Voluntários chegam à casa de Mbah Marijan, considerado o guardião espiritual do vulcão Merapi
Foto: Reuters
Entre as vítimas do vulcão indonésio Merapi, que entrou em erupção na terça-feira, está o "avô Marijan", seu "guardião espiritual", que morreu sob as cinzas após uma vida consagrada a acalmar a "montanha de fogo".
O corpo de Marijan foi retirado na manhã desta quarta-feira dos escombros de sua casa, a 4 km da cratera. O telhado e tudo que havia dentro estava coberto por um manto de cinzas.
O ancião de rosto magro estava de cócoras, em uma posição de oração, como se tivesse tentado até o final acalmar a fúria do vulcão, informou a imprensa local.
Junto a ele jazia o corpo de um jornalista, que correu corrido até sua casa para pedir que fugisse, seguindo a ordem de evacuação emitida na véspera pelas autoridades.
Mas Marijan se recusou a abandonar a casa. "É melhor ficar aqui e rezar", respondeu, segundo um socorrista que tentou levá-lo para um local seguro antes da erupção.
Marijan era uma figura muito respeitada em Java, ilha dominada pelo misticismo, onde o Merapi é ao mesmo tempo sagrado e temido.
O velho sacerdote havia sido nomeado pessoalmente por Hamengkubuwono IX, sultão de Yogyakarta, maior cidade aos pés do vulcão, para zelar pelo respeito às tradições e costumes ligados ao Merapi.
Ele coordenava a cerimônia anual do Labuhan, durante a qual são feitas oferendas ao vulcão para confirmar a aliança entre o palácio do sultão e o mundo dos espíritos que habitam a montanha.
As superstições são importantes entre os javaneses, a maioria muçulmanos cuja fé representa um sincretismo que mescla o islã a outras tradições, como a animista, a budista e a hinduísta.
Para prever uma erupção, os moradores frequentemente confiam mais na observação do nascer do sol e na interpretação de sonhos do que nos cientistas.
Quando o vulcão de 2.914 metros começa a rugir, as mulheres cozinham doces envoltos em folhas de coqueiro para oferecê-los nas portas e tentar acalmar sua fúria.
Na erupção anterior, Marijan havia subido ainda mais perto da cratera para dois dias de meditação, apesar dos rios de lava e das nuvens ferventes.
"Ele considerava que seu mandato era cuidar da montanha. Às vezes, perguntava: 'De que serviria um guardião que abandona seu posto?'", explicou Damarjati Supajar, professor de filosofia de Yogyakarta, que estudou as relações entre os homens e o Merapi.

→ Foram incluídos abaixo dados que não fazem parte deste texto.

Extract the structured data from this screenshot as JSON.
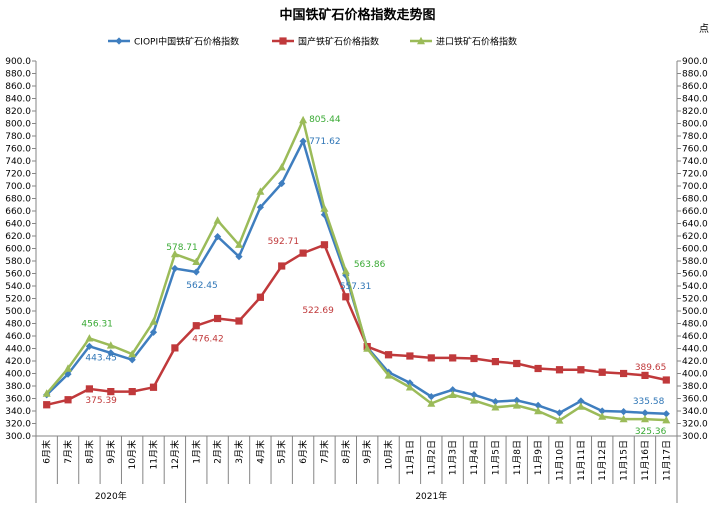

Mais de 10 mil pessoas vivem nas imediações do vulcão - e, apesar do risco, são gratos a ele pela terra fértil onde plantam frutas e verduras.
"Para nós, Marijan era tão importante quanto o Merapi. Agora que ele já não está, quem vai cuidar do vulcão? O que vai acontecer se houver uma nova erupção?" indagava Wanto, agricultor de 56 anos.